🇿🇲 VIEWPOINT | Why Opposition Alliances Keep Failing in Zambia
Renowned Lusaka lawyer and Movement for National Renewal (MNR) leader John Sangwa has offered one of the clearest diagnoses yet of why opposition alliances in Zambia repeatedly collapse under their own weight.
Speaking on the EMV Verified Podcast on Tuesday, 3 February 2026, Sangwa argued that Zambia’s political architecture itself makes durable alliances almost impossible, not because of personalities alone, but because the system provides no legal glue to hold them together.
At the centre of his argument is a structural gap. Zambia allows virtually anyone to form a political party and contest elections, but provides no binding legal framework to regulate how alliances operate, how they resolve disputes, or how power-sharing agreements are enforced.

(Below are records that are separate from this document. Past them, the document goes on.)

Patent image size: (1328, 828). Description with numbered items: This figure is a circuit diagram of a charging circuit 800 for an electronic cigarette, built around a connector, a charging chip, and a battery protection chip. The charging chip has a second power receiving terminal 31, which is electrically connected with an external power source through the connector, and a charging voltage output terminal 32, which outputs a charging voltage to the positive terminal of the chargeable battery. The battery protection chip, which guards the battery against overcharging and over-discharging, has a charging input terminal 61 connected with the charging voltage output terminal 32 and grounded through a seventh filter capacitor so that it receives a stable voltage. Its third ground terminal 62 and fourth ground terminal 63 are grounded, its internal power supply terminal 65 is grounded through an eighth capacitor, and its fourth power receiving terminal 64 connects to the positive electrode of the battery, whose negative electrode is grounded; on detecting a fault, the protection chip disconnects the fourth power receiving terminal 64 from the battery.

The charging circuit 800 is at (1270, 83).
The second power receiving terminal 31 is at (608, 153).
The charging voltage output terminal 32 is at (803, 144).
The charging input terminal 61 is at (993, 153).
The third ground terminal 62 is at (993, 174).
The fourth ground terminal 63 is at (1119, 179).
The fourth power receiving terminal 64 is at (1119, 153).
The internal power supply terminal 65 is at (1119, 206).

“The absence of a legal framework and the multi-party character of Zambia prevent successful political alliances and electoral pacts,” Sangwa said.

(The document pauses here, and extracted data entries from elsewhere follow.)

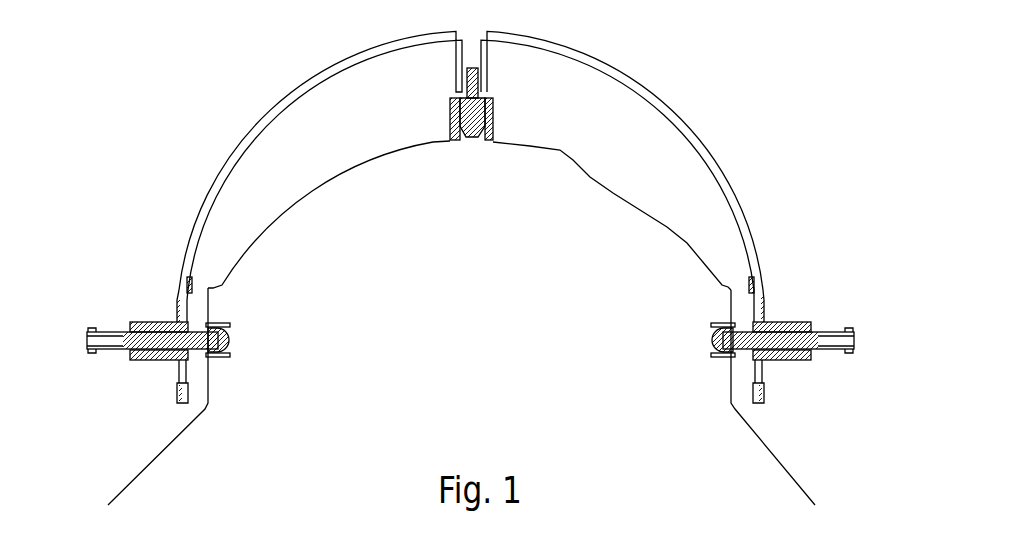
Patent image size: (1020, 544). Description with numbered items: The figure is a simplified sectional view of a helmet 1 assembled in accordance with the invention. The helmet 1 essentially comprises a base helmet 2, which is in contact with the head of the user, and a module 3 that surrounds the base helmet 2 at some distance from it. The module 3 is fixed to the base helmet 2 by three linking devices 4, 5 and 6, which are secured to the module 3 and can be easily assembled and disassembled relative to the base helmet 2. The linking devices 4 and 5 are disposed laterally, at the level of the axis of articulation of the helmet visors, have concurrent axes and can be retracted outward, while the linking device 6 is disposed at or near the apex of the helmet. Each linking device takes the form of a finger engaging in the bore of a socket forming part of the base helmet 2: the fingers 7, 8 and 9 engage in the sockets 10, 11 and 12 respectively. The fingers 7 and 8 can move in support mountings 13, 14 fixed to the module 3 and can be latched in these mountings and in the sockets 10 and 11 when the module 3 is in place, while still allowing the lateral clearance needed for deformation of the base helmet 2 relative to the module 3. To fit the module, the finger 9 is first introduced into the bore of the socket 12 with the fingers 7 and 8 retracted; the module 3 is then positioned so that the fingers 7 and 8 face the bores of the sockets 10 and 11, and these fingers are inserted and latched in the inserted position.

The helmet 1 is at (146, 152).
The base helmet 2 is at (310, 193).
The module 3 is at (257, 128).
The linking device 4 is at (148, 374).
The linking device 5 is at (808, 378).
The linking device 6 is at (505, 127).
The finger 7 is at (230, 340).
The finger 8 is at (710, 340).
The finger 9 is at (467, 142).
The socket 10 is at (222, 322).
The socket 11 is at (717, 320).
The socket 12 is at (450, 122).
The support mounting 13 is at (143, 322).
The support mounting 14 is at (788, 320).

He explained that most opposition alliances in Zambia operate purely on memoranda of understanding (MOUs) that carry no legal force. Once disputes arise, there is no authority empowered to enforce compliance or arbitrate disagreements.
“There is no legal framework to provide for respect for a memorandum of understanding signed in an alliance that would give it legal effect,” he said.
Sangwa contrasted Zambia’s situation with jurisdictions such as Kenya, where political alliances are regulated by law. In Kenya, coalition agreements are deposited with the Registrar of Political Parties, giving them legal standing and enforceability.
“In Kenya, MOUs are deposited with the Registrar of Political Parties and they have legal effect,” he noted.
By contrast, Sangwa warned that any opposition alliance formed ahead of the 2026 elections would, in practice, rest on little more than goodwill.
“If opposition parties succeed in forming alliances before 2026, it will be based on a gentleman’s agreement,” he said, adding that such arrangements are inherently fragile.
Sangwa located part of the solution in the stalled Political Parties Bill, which he said had envisioned a clearer legal regime for alliances and electoral pacts. He cited Section 24 of the proposed legislation, which provides for the recognition and regulation of electoral pacts and political alliances.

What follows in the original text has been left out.